La conscience règne et ne gouverne pas
Paul Valéry - Mauvaises pensées et autres, 1942
Paradoxe d’un règne sans pouvoir. On dit que cette phrase de Valéry est une paraphrase de Thiers : « Le roi règne et ne gouverne pas ». Ce paradoxe s’éclaire alors puisque la monarchie constitutionnelle est née de ce décalage entre le pouvoir (gouverner) et l’apparence du pouvoir (régner). Les théoriciens du pouvoir, Jean Bodin en tête, ont bien su montrer que le pouvoir ne se divise pas - ou du moins quand c’est le cas, il se subordonne à un pouvoir qui reste souverain : celui de Dieu ou celui du peuple.
On devine que la tentation de discuter cette particularité du pouvoir à la lumière des dernières péripéties constitutionnelles française est grande : j’y résisterai.

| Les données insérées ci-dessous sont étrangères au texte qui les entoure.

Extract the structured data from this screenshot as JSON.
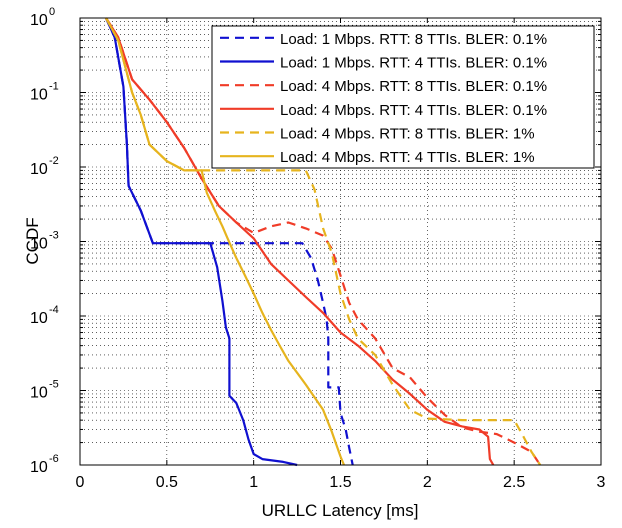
{
  "chart_data": {
    "type": "line",
    "title": "",
    "xlabel": "URLLC Latency [ms]",
    "ylabel": "CCDF",
    "xlim": [
      0,
      3
    ],
    "ylim": [
      1e-06,
      1
    ],
    "yscale": "log",
    "grid": true,
    "legend_position": "top-right",
    "x_ticks": [
      {
        "value": 0,
        "label": "0"
      },
      {
        "value": 0.5,
        "label": "0.5"
      },
      {
        "value": 1,
        "label": "1"
      },
      {
        "value": 1.5,
        "label": "1.5"
      },
      {
        "value": 2,
        "label": "2"
      },
      {
        "value": 2.5,
        "label": "2.5"
      },
      {
        "value": 3,
        "label": "3"
      }
    ],
    "y_ticks": [
      {
        "value": 1,
        "base": "10",
        "exp": "0"
      },
      {
        "value": 0.1,
        "base": "10",
        "exp": "-1"
      },
      {
        "value": 0.01,
        "base": "10",
        "exp": "-2"
      },
      {
        "value": 0.001,
        "base": "10",
        "exp": "-3"
      },
      {
        "value": 0.0001,
        "base": "10",
        "exp": "-4"
      },
      {
        "value": 1e-05,
        "base": "10",
        "exp": "-5"
      },
      {
        "value": 1e-06,
        "base": "10",
        "exp": "-6"
      }
    ],
    "series": [
      {
        "name": "Load: 1 Mbps. RTT: 8 TTIs. BLER: 0.1%",
        "color": "#1010d0",
        "dash": "dashed",
        "points": [
          [
            0.15,
            1
          ],
          [
            0.2,
            0.55
          ],
          [
            0.25,
            0.12
          ],
          [
            0.27,
            0.02
          ],
          [
            0.28,
            0.0056
          ],
          [
            0.35,
            0.0026
          ],
          [
            0.42,
            0.00095
          ],
          [
            0.8,
            0.00095
          ],
          [
            1.28,
            0.00095
          ],
          [
            1.33,
            0.0006
          ],
          [
            1.37,
            0.0003
          ],
          [
            1.4,
            0.00015
          ],
          [
            1.42,
            9e-05
          ],
          [
            1.43,
            5e-05
          ],
          [
            1.43,
            1.1e-05
          ],
          [
            1.49,
            1.1e-05
          ],
          [
            1.5,
            5e-06
          ],
          [
            1.53,
            3e-06
          ],
          [
            1.55,
            1.7e-06
          ],
          [
            1.57,
            1e-06
          ]
        ]
      },
      {
        "name": "Load: 1 Mbps. RTT: 4 TTIs. BLER: 0.1%",
        "color": "#1010d0",
        "dash": "solid",
        "points": [
          [
            0.15,
            1
          ],
          [
            0.2,
            0.55
          ],
          [
            0.25,
            0.12
          ],
          [
            0.27,
            0.02
          ],
          [
            0.28,
            0.0056
          ],
          [
            0.35,
            0.0026
          ],
          [
            0.42,
            0.00095
          ],
          [
            0.75,
            0.00095
          ],
          [
            0.79,
            0.00045
          ],
          [
            0.82,
            0.00016
          ],
          [
            0.84,
            7e-05
          ],
          [
            0.86,
            5e-05
          ],
          [
            0.86,
            8.5e-06
          ],
          [
            0.9,
            6.8e-06
          ],
          [
            0.94,
            4e-06
          ],
          [
            0.97,
            2.2e-06
          ],
          [
            1.0,
            1.4e-06
          ],
          [
            1.05,
            1.2e-06
          ],
          [
            1.17,
            1.1e-06
          ],
          [
            1.25,
            1e-06
          ]
        ]
      },
      {
        "name": "Load: 4 Mbps. RTT: 8 TTIs. BLER: 0.1%",
        "color": "#f03c28",
        "dash": "dashed",
        "points": [
          [
            0.15,
            1
          ],
          [
            0.22,
            0.55
          ],
          [
            0.3,
            0.15
          ],
          [
            0.4,
            0.08
          ],
          [
            0.5,
            0.04
          ],
          [
            0.6,
            0.018
          ],
          [
            0.7,
            0.007
          ],
          [
            0.8,
            0.003
          ],
          [
            0.9,
            0.0018
          ],
          [
            1.0,
            0.0013
          ],
          [
            1.1,
            0.0016
          ],
          [
            1.2,
            0.0018
          ],
          [
            1.3,
            0.0015
          ],
          [
            1.4,
            0.0012
          ],
          [
            1.45,
            0.0008
          ],
          [
            1.5,
            0.00035
          ],
          [
            1.55,
            0.00015
          ],
          [
            1.6,
            9e-05
          ],
          [
            1.7,
            5e-05
          ],
          [
            1.8,
            2e-05
          ],
          [
            1.9,
            1.5e-05
          ],
          [
            2.0,
            8e-06
          ],
          [
            2.1,
            4.7e-06
          ],
          [
            2.2,
            3.2e-06
          ],
          [
            2.3,
            2.8e-06
          ],
          [
            2.4,
            2.6e-06
          ],
          [
            2.5,
            2e-06
          ],
          [
            2.6,
            1.5e-06
          ],
          [
            2.65,
            1e-06
          ]
        ]
      },
      {
        "name": "Load: 4 Mbps. RTT: 4 TTIs. BLER: 0.1%",
        "color": "#f03c28",
        "dash": "solid",
        "points": [
          [
            0.15,
            1
          ],
          [
            0.22,
            0.55
          ],
          [
            0.3,
            0.15
          ],
          [
            0.4,
            0.08
          ],
          [
            0.5,
            0.04
          ],
          [
            0.6,
            0.018
          ],
          [
            0.7,
            0.007
          ],
          [
            0.8,
            0.003
          ],
          [
            0.9,
            0.0018
          ],
          [
            1.0,
            0.0011
          ],
          [
            1.1,
            0.0005
          ],
          [
            1.2,
            0.0003
          ],
          [
            1.3,
            0.00018
          ],
          [
            1.4,
            0.00011
          ],
          [
            1.5,
            6e-05
          ],
          [
            1.6,
            4e-05
          ],
          [
            1.7,
            2.5e-05
          ],
          [
            1.8,
            1.4e-05
          ],
          [
            1.9,
            9e-06
          ],
          [
            2.0,
            5.5e-06
          ],
          [
            2.1,
            3.8e-06
          ],
          [
            2.2,
            3.3e-06
          ],
          [
            2.3,
            3e-06
          ],
          [
            2.35,
            2.4e-06
          ],
          [
            2.36,
            1.2e-06
          ],
          [
            2.38,
            1e-06
          ]
        ]
      },
      {
        "name": "Load: 4 Mbps. RTT: 8 TTIs. BLER: 1%",
        "color": "#e6b41e",
        "dash": "dashed",
        "points": [
          [
            0.15,
            1
          ],
          [
            0.22,
            0.5
          ],
          [
            0.3,
            0.1
          ],
          [
            0.35,
            0.05
          ],
          [
            0.4,
            0.02
          ],
          [
            0.5,
            0.012
          ],
          [
            0.6,
            0.009
          ],
          [
            0.7,
            0.009
          ],
          [
            1.0,
            0.009
          ],
          [
            1.3,
            0.009
          ],
          [
            1.35,
            0.005
          ],
          [
            1.4,
            0.0015
          ],
          [
            1.45,
            0.0007
          ],
          [
            1.5,
            0.0002
          ],
          [
            1.55,
            9e-05
          ],
          [
            1.6,
            5e-05
          ],
          [
            1.7,
            3e-05
          ],
          [
            1.8,
            1.2e-05
          ],
          [
            1.9,
            5.5e-06
          ],
          [
            2.0,
            4.2e-06
          ],
          [
            2.2,
            4e-06
          ],
          [
            2.5,
            4e-06
          ],
          [
            2.55,
            2.5e-06
          ],
          [
            2.6,
            1.5e-06
          ],
          [
            2.65,
            1e-06
          ]
        ]
      },
      {
        "name": "Load: 4 Mbps. RTT: 4 TTIs. BLER: 1%",
        "color": "#e6b41e",
        "dash": "solid",
        "points": [
          [
            0.15,
            1
          ],
          [
            0.22,
            0.5
          ],
          [
            0.3,
            0.1
          ],
          [
            0.35,
            0.05
          ],
          [
            0.4,
            0.02
          ],
          [
            0.5,
            0.012
          ],
          [
            0.6,
            0.009
          ],
          [
            0.7,
            0.009
          ],
          [
            0.73,
            0.0045
          ],
          [
            0.78,
            0.0025
          ],
          [
            0.82,
            0.0016
          ],
          [
            0.85,
            0.0011
          ],
          [
            0.9,
            0.0006
          ],
          [
            0.95,
            0.00035
          ],
          [
            1.0,
            0.0002
          ],
          [
            1.05,
            0.00011
          ],
          [
            1.1,
            6.5e-05
          ],
          [
            1.15,
            4e-05
          ],
          [
            1.2,
            2.5e-05
          ],
          [
            1.3,
            1.2e-05
          ],
          [
            1.4,
            5.5e-06
          ],
          [
            1.45,
            2.8e-06
          ],
          [
            1.5,
            1.3e-06
          ],
          [
            1.52,
            1e-06
          ]
        ]
      }
    ]
  }
}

Retour à Valéry : c’est de la conscience qu’il s’agit, et quoique n’ayant pas sous la main son texte, je suppose qu’il s’agit du rapport de la conscience avec l’inconscient. On est dans une perspective très particulière : la psychanalyse y apparaît comme la doctrine enseignant la dualité de personnalité, où la liberté et la maîtrise consciente de soi ne sont que des illusions, et où la manipulation par nos instincts est la réalité. On sait qu’Alain a lutté contre ce fantôme que Valéry croit percevoir. Certes, je suis conscient de ce que je fais, je peux résister ou céder à mes envies, au point qu’on me considère comme responsable de mes faits et gestes. Mais cette conscience elle même n’est peut-être qu’une illusion, fruit de notre orgueil ( ou si vous voulez notre narcissisme).
Qui donc dit « je » ? On connaît la réponse de Freud : le moi n’est pas le maître dans sa propre maison, même - et peut-être surtout - quand nous nous croyons libres, nous sommes en réalité poussés par nos tendances inconscientes à faire ce que nous faisons. En sorte que pour être vraiment libres, nous devrions nous abstenir de faire ce qui nous tient à cœur, et aller contre notre tendance, en un mot de nous contrarier nous-mêmes.
Faisons-nous moines anachorètes, retirons-nous dans le désert, et attendons comme saint Antoine que nos démons se montrent.
Mais alors dansons la sarabande avec eux.